Tuesday, 15 November 2011

LEGEND leg routine!

YOUR LEGS ARE THE BIGGEST AND MOST POWERFUL MUSCLE IN THE BODY. USE THEM

LEGEND LEGS

When training legs its important to focus on big compound movements. So squatting and lunging are your two main aspects that you must look to incorporate into the routine! The reason for this is because of the wide range of movement your able to do with your own weight, this allows all planes of movement as well as not applying serious strain on the lower lumbar spine.When training legs most people think squat rack, TRUE, but there's always a time and place.Balancing the different training methods out is key to your personal gains.

I'm a FUNCTIONAL trainer so body weight as well as the good old kettle bell are what i generally aim for from the equipment side of things.

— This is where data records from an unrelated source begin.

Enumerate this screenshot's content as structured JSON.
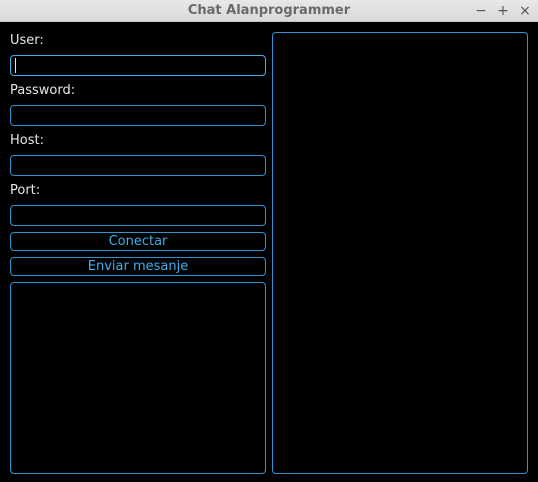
{
  "window": {
    "title": "Chat Alanprogrammer",
    "controls": {
      "minimize": "−",
      "maximize": "+",
      "close": "×"
    }
  },
  "form": {
    "user_label": "User:",
    "user_value": "",
    "password_label": "Password:",
    "password_value": "",
    "host_label": "Host:",
    "host_value": "",
    "port_label": "Port:",
    "port_value": ""
  },
  "buttons": {
    "connect_label": "Conectar",
    "send_label": "Enviar mesanje"
  },
  "colors": {
    "accent": "#3daee9",
    "border": "#2e95d3",
    "background": "#000000",
    "text": "#e6e6e6"
  }
}
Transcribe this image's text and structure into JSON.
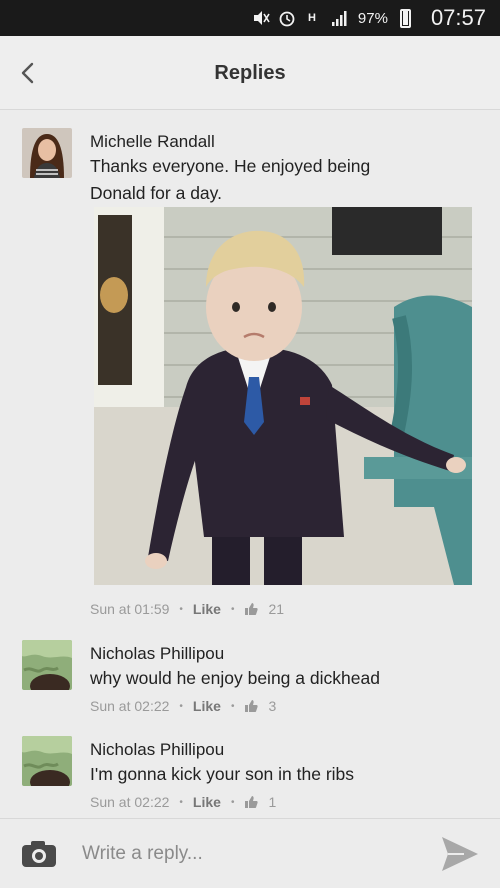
{
  "status": {
    "battery": "97%",
    "time": "07:57"
  },
  "header": {
    "title": "Replies"
  },
  "comments": [
    {
      "name": "Michelle Randall",
      "text_line1": "Thanks everyone. He enjoyed being",
      "text_line2": "Donald for a day.",
      "time": "Sun at 01:59",
      "like_label": "Like",
      "likes": "21"
    },
    {
      "name": "Nicholas Phillipou",
      "text_line1": "why would he enjoy being a dickhead",
      "time": "Sun at 02:22",
      "like_label": "Like",
      "likes": "3"
    },
    {
      "name": "Nicholas Phillipou",
      "text_line1": "I'm gonna kick your son in the ribs",
      "time": "Sun at 02:22",
      "like_label": "Like",
      "likes": "1"
    }
  ],
  "reply": {
    "placeholder": "Write a reply..."
  },
  "colors": {
    "background": "#ececec",
    "status_bar": "#1a1a1a",
    "send_icon": "#a8a8a8"
  },
  "icons": [
    "back-arrow-icon",
    "camera-icon",
    "send-icon",
    "like-thumb-icon",
    "signal-icon",
    "alarm-icon",
    "battery-icon"
  ]
}
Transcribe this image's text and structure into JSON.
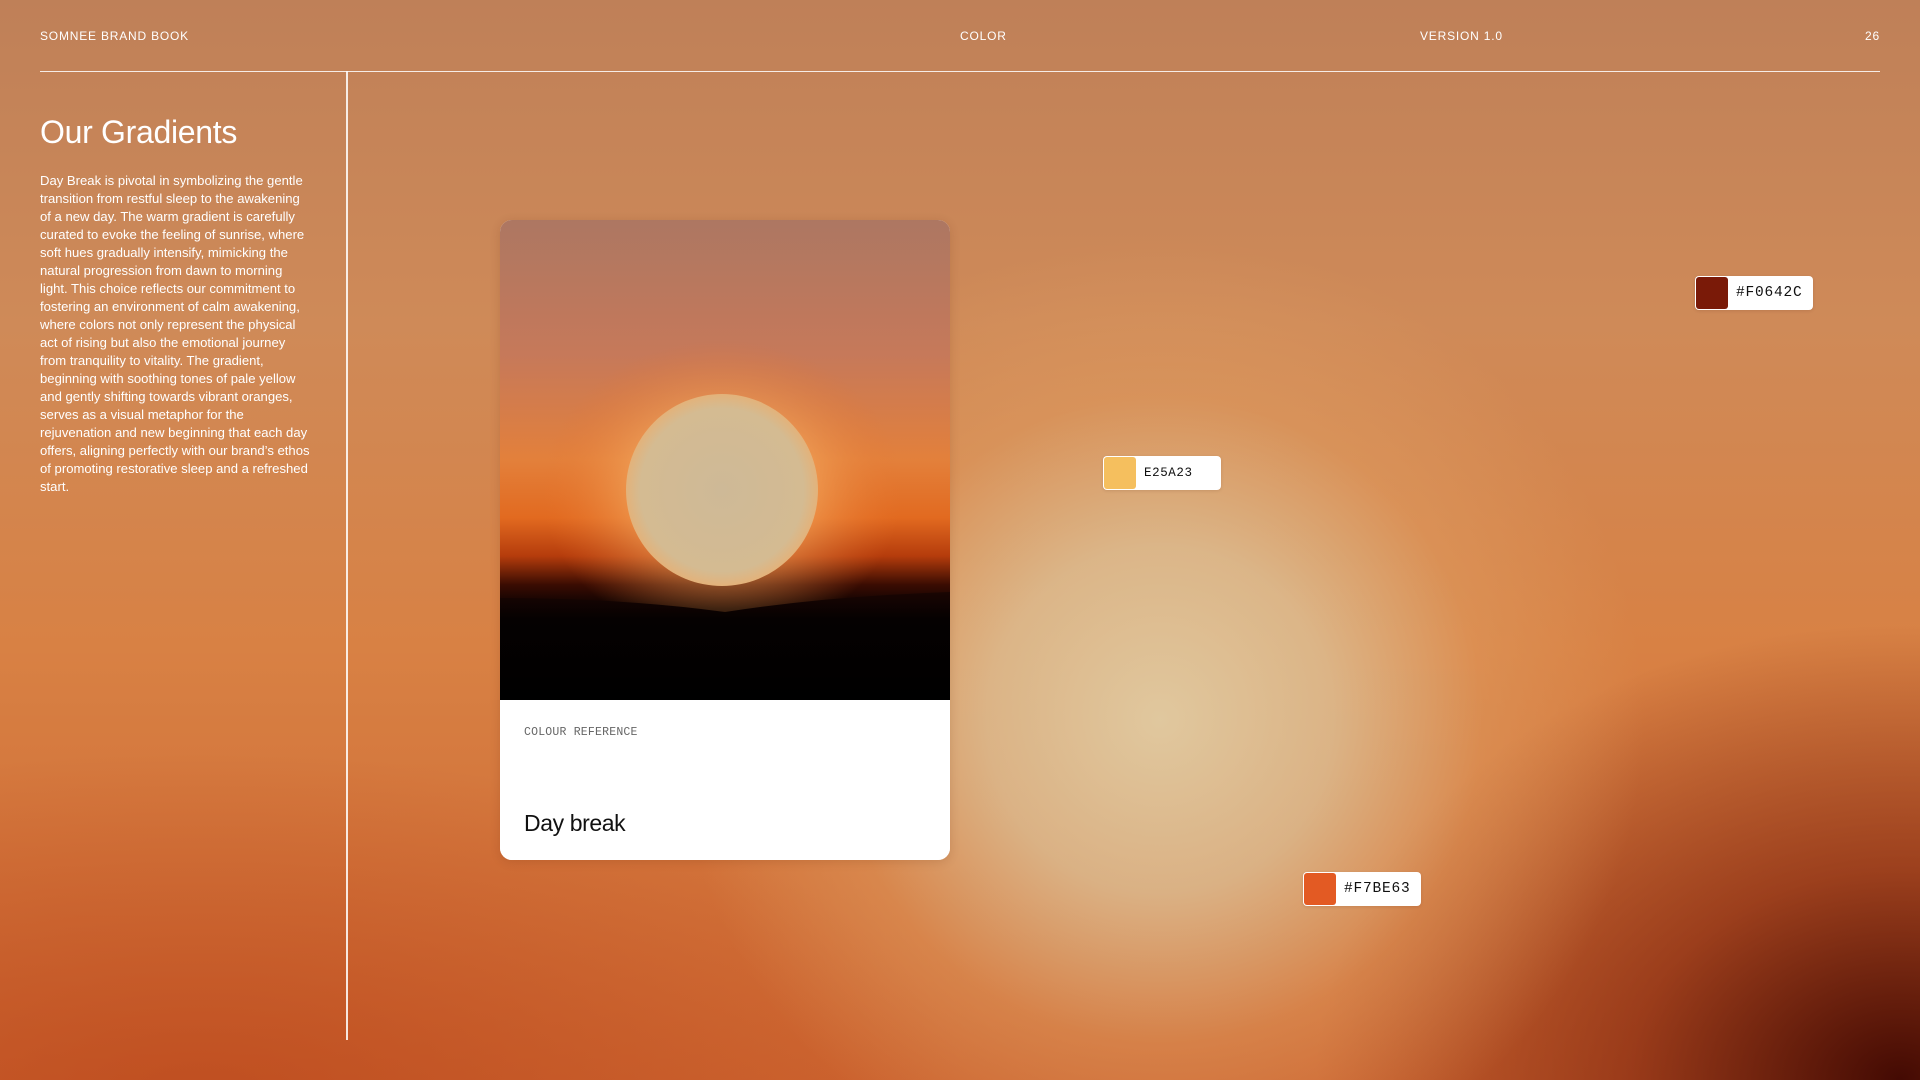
{
  "header": {
    "brand": "SOMNEE BRAND BOOK",
    "section": "COLOR",
    "version": "VERSION 1.0",
    "page_number": "26"
  },
  "intro": {
    "title": "Our Gradients",
    "body": "Day Break is pivotal in symbolizing the gentle transition from restful sleep to the awakening of a new day. The warm gradient is carefully curated to evoke the feeling of sunrise, where soft hues gradually intensify, mimicking the natural progression from dawn to morning light. This choice reflects our commitment to fostering an environment of calm awakening, where colors not only represent the physical act of rising but also the emotional journey from tranquility to vitality. The gradient, beginning with soothing tones of pale yellow and gently shifting towards vibrant oranges, serves as a visual metaphor for the rejuvenation and new beginning that each day offers, aligning perfectly with our brand’s ethos of promoting restorative sleep and a refreshed start."
  },
  "reference_card": {
    "label": "COLOUR REFERENCE",
    "title": "Day break",
    "image_icon": "sunset-photo"
  },
  "swatches": [
    {
      "code": "#F0642C",
      "color": "#7a1a08"
    },
    {
      "code": "E25A23",
      "color": "#f5bf5e"
    },
    {
      "code": "#F7BE63",
      "color": "#e35a23"
    }
  ]
}
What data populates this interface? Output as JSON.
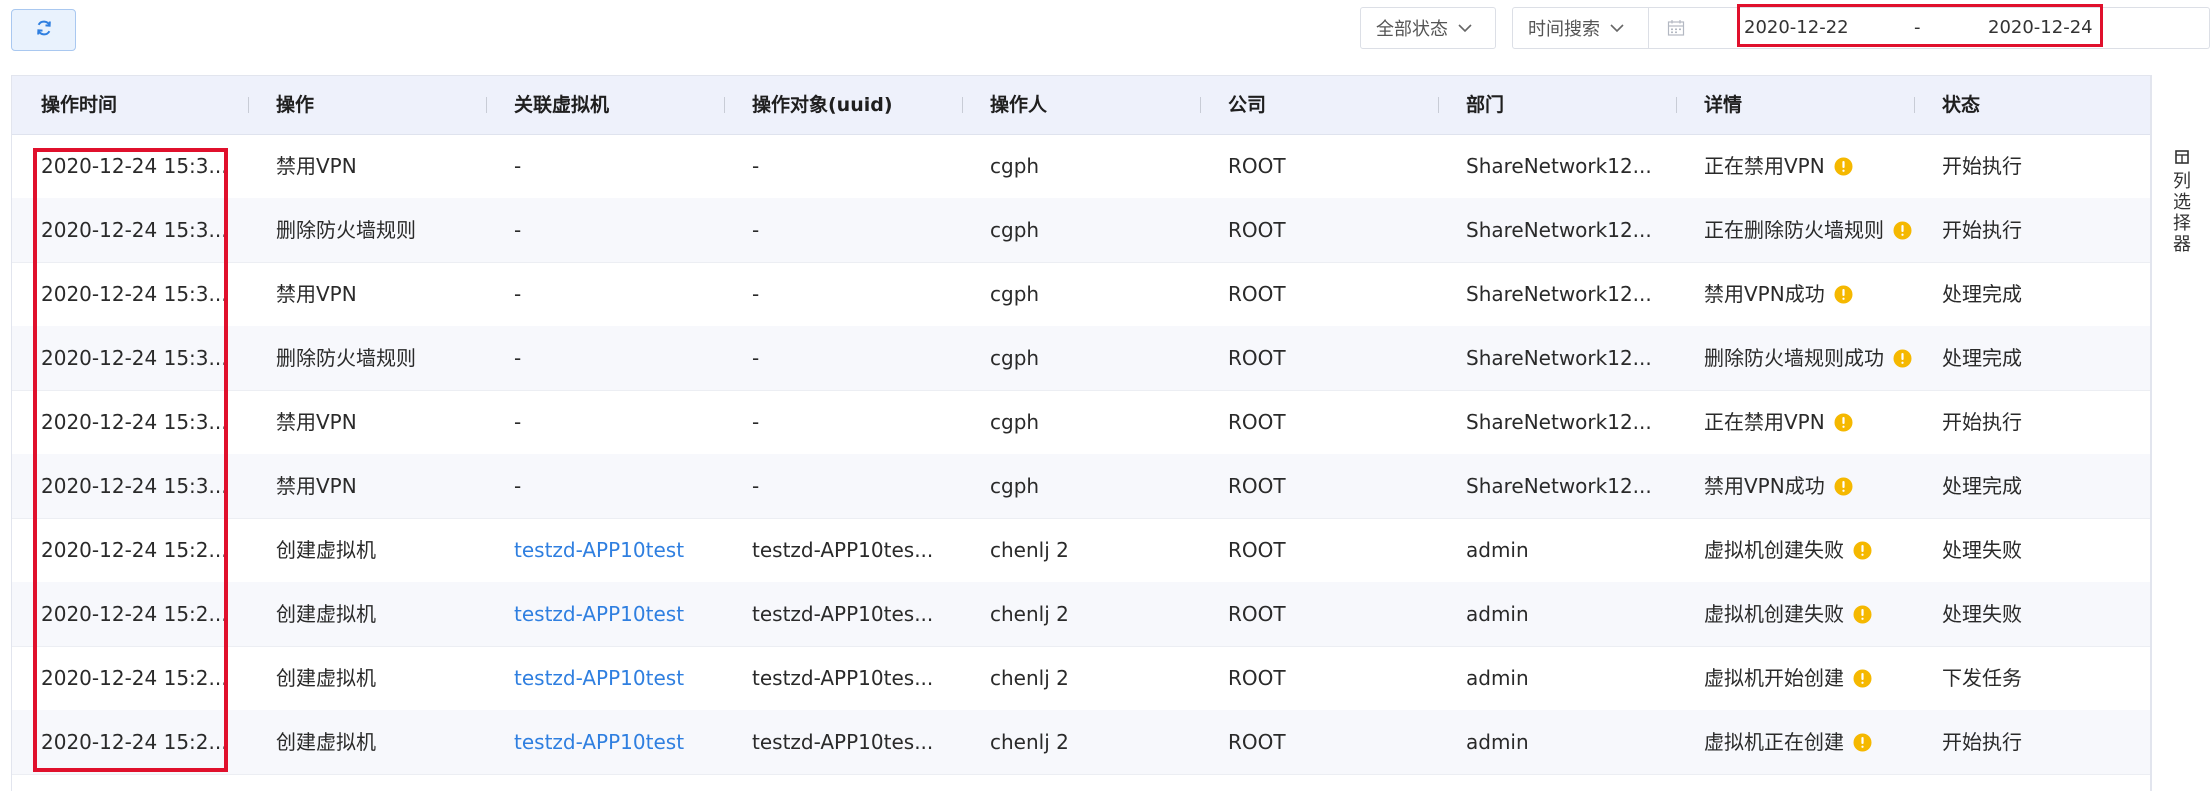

Yesterday i trained with one of my clients Adrian T. My shoulder/ rota-tor cuff has been giving me trouble so i decided to throw a few ideas together and i ended up with this for a leg routine (Tues 15th).



Warm up: 500m row with 20 sec intervals X4
                 100 skips followed buy 40 deep body weight squats X3

Routine: 10 x 60kg squats super setted with 10 high box jumps X2
               10 x 70kg squats super setted with 10 high box jumps X2
               10 x 80kg squats super setted with 10 high box jumps X2

20 second isometric 15kg squat -20 squats-48kg KB dead lifts-20 squats-Stick sit ups X2
30 second isometric 15kg squat -20 jump squats-48kg KB dead lifts-20 jump squats-stick sit ups X2

Cool down: optional- 10 min cycle or row.